Milked propose trois pistes pour sortir de cette situation :

  1. Aider les agriculteurs à sortir de la filière laitière (en s’orientant vers des cultures végétales, par exemple le chanvre)
  2. Réensauvager les terres avec des espèces indigènes
  3. Choisir des aliments d’origine végétale

Et au Luxembourg ? Une réalité mondiale qui trouve aussi un écho local

À moindre échelle, le Luxembourg produit toujours davantage de lait. Selon le ministère de l’Agriculture : « Entre 2015 et 2024, le nombre de vaches laitières a augmenté de 20% (en revanche le nombre de bétail bovin a diminué de 7,9 %). » Cette hausse contraste avec la tendance européenne à la baisse du cheptel laitier.

En termes de production, alors que la moyenne en UE s’élevait en 2023 à 7.800 kg de lait par vache, au Luxembourg, « le rendement laitier moyen par vache laitière a augmenté, passant de 6.863 kg en 2015 à 8.714 kg en 2024. » Le Grand-Duché produisait par ailleurs moins de 4.000 kilos de lait par vache en 1980 (chiffres du Ministère).

« Ces deux facteurs combinés ont entraîné une augmentation de la production nationale de lait de vache de 52 % pour la période 2014-2024, aboutissant à un volume de production de 482.904 tonnes de lait de vache en 2024. »

À titre comparatif, la Nouvelle-Zélande a produit plus de 21 millions de tonnes de lait en 2023.

Se reconnecter avec la nature pour l’apprécier et la respecter


« Si le nitrate rendait nos rivières rouges, vous savez, nous n’aurions pas ce problème. C’est seulement parce que les gens ne le voient pas. Ils ne savent pas que c’est là. »

Dr Mike Joy, écologue spécialiste des eaux douces, dans Milked

Après la projection, la directrice générale d’UNature, Julie Schadeck, a pris la parole pour rappeler que de telles dérives sont en grande partie dues au fait que nous sommes déconnectés de la nature.

Julie Schadeck : « Changement climatique, perte de biodiversité, pollution, crise de la santé mentale, crise de la santé physique… Nous abordons ces problèmes un par un, comme s’il s’agissait de phénomènes séparés et indépendants les uns des autres. Mais s’ils ne l’étaient pas ? Et si tous ces problèmes n’étaient pas seulement interconnectés, mais en réalité les symptômes d’une cause bien plus profonde ? Et cette cause, c’est notre déconnexion avec la nature. Des chercheurs du monde entier désignent aujourd’hui la séparation entre les humains et la nature comme l’une des causes profondes du déclin environnemental que nous observons. »
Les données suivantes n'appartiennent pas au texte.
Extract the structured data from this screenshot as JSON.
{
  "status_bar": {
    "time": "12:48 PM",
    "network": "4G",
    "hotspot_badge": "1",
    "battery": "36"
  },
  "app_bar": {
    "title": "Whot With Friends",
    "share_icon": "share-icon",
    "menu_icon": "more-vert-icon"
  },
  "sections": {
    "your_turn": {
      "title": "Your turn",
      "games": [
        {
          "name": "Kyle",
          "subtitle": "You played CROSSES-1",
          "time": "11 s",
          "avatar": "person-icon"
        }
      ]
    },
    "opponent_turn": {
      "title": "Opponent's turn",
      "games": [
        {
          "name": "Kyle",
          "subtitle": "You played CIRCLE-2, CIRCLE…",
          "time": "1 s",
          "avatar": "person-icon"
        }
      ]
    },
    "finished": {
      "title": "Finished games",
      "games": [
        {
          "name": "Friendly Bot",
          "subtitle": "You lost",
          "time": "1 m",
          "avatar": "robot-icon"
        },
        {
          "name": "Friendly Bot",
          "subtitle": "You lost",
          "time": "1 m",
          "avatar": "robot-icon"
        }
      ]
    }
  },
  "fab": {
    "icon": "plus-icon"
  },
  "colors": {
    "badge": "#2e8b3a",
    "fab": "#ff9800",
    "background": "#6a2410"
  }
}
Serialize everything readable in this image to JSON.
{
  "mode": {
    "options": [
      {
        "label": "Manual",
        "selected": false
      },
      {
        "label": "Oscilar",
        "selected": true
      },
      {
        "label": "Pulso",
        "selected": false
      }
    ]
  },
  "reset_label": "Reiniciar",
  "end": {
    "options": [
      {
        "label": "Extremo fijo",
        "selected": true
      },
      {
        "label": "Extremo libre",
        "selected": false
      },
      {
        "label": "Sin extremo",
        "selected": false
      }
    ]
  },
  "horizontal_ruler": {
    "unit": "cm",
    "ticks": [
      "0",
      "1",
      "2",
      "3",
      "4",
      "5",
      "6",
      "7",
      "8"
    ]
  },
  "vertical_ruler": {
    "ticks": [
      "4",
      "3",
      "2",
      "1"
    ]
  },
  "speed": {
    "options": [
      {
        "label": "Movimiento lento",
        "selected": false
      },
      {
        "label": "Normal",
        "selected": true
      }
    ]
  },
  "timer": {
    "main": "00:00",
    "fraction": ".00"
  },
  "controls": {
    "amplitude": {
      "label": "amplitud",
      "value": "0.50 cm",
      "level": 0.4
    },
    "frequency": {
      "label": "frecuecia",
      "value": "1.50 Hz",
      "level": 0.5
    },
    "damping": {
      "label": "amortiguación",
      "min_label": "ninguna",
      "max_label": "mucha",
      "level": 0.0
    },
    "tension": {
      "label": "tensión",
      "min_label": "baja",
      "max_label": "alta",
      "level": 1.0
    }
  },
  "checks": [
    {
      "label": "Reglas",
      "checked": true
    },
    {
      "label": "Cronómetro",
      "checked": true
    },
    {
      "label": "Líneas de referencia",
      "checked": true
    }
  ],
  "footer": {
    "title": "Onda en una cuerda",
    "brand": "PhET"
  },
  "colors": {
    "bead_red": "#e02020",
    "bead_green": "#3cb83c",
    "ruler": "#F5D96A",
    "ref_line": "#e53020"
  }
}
La connexion entre nature et humains est primordiale pour faire (re)naître une émotion à son contact. « Il s’agit de renouer une relation avec ce qui nous fait vivre, avec ce que nous cherchons précisément à préserver. Et je ne dis pas que nous n’aurons plus besoin de technologie, d’innovation ou de tous les outils dont nous disposons, mais ils auront tellement plus de sens si nous savons pourquoi et dans quel but nous les utilisons. »

- ©Brice Mouget


« C’est toujours un sentiment mitigé. C’est comme si on vous mettait un miroir devant le visage et que vous voyiez l’impact de vos choix, la façon dont ils agissent. Mais en même temps, cela vous donne aussi du pouvoir, car maintenant vous savez, et vous pouvez vraiment aller changer les choses. »

Julie Schadeck (UNature Luxembourg) interrogée sur ses impressions concernant Milked

Qui sont les ambassadeurs du Pacte Climat européen ?

Une vingtaine d’ambassadeurs luxembourgeois du Pacte Climat européen étaient présents à la projection, dont Jennifer Feschuk, coordinatrice nationale et membre de CELL – Citizens for Ecological Learning & Living.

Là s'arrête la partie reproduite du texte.